Passive solar design systems usually have one of three designs:
Direct gain (the simplest system) stores and slowly releases heat energy collected from the sun shining directly into the building and warming materials such as tile or concrete. Care must be taken to avoid overheating the space.
Indirect gain (similar to direct gain) uses materials that hold, store, and release heat; the material is located between the sun and living space (typically the wall).
For more information about passive solar space heating, visit the EERE Passive Solar Heating, Cooling, and Daylighting page.
Active Solar Space Heating
Active solar space-heating systems consist of collectors that collect and absorb solar radiation combined with electric fans or pumps to transfer and distribute that solar heat. Active systems also generally have an energy-storage system to provide heat when the sun is not shining. The two basic types of active solar space-heating systems use either liquid or air as the heat-transfer medium in their solar energy collectors.
Liquid-based systems heat water or an antifreeze solution in a hydronic collector. Air-based systems heat air in an air collector. Air-based solar heating systems usually employ an air-to-water heat exchanger to supply heat to the domestic hot water system, making the system useful in the summertime. Both of these systems collect and absorb solar radiation, then transfer the solar heat directly to the interior space or to a storage system, from which the heat is distributed. An auxiliary or backup system provides heat when storage is discharged. Liquid systems are more often used when storage is included.
Here is a summary of the many different types of active solar space-heating systems:
Medium-temperature solar collectors are generally used for solar space heating. Solar space heating systems operate in much the same way as indirect solar water-heating systems, but they have a larger collector area, larger storage units, and more complex control systems. They are also usually configured to provide solar water heating and typically provide 30% to 70% of the residential heating, or combined heating and hot water, requirements. Active solar space-heating systems require more sophisticated design, installation, and maintenance techniques.
A very economical, but specialized space heating system is based upon use of transpired air collectors, mounted as an exterior cladding on a south-facing wall. These systems are used for ventilation preheating. This system heats only outdoor air. These collectors are unglazed, and a blower or fan is used to draw air through perforations in the wall to deliver ventilation air into the building. Solar ventilation air preheating systems are generally used in commercial and industrial applications that require large quantities of ventilation air, including: a) buildings that require much outdoor ventilation, such as warehouses, large manufacturing plants, and airplane maintenance hangars; b) crop drying; and c) pre-heating of boiler combustion air.

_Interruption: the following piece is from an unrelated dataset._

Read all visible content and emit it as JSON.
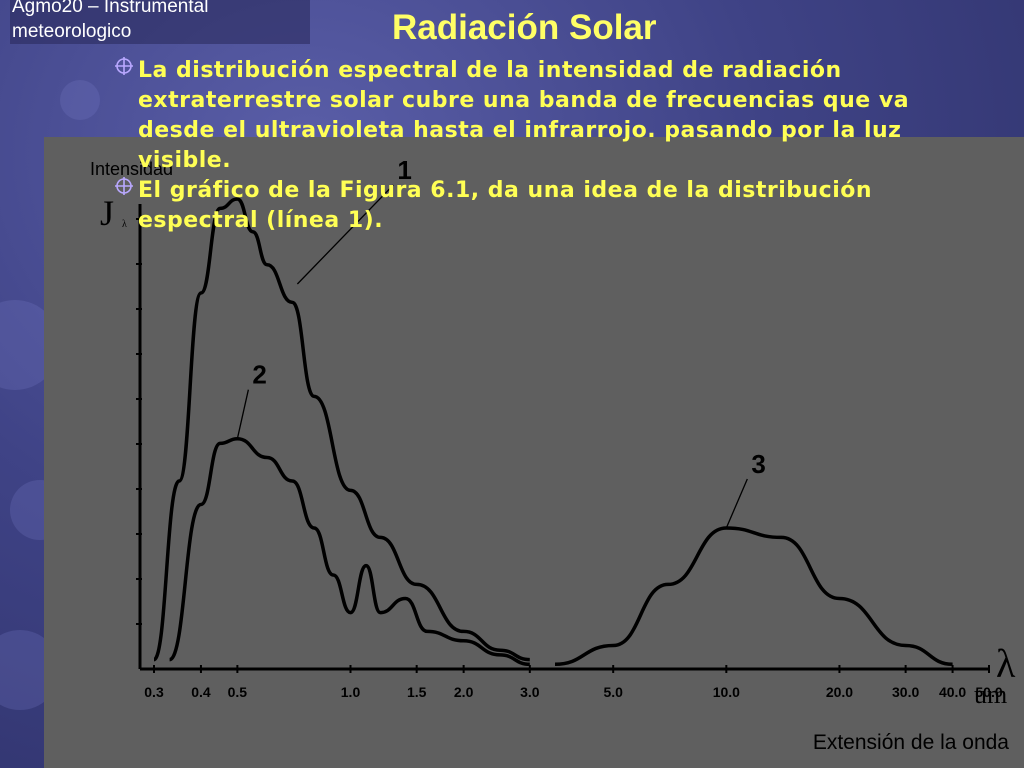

Cooling and refrigeration can be accomplished using thermally activated cooling systems (TACS) driven by solar energy. These systems can provide year-round utilization of collected solar heat, thereby significantly increasing the cost effectiveness and energy contribution of solar installations. These systems are sized to provide 30% to 60% of building cooling requirements using solar, with the remainder usually dependent on TACS fueled by natural gas. The TACS available for solar-driven cooling include absorption systems and desiccant systems. Generally, solar cooling is not used because of the high initial costs of TACS and the solar fields needed to drive them.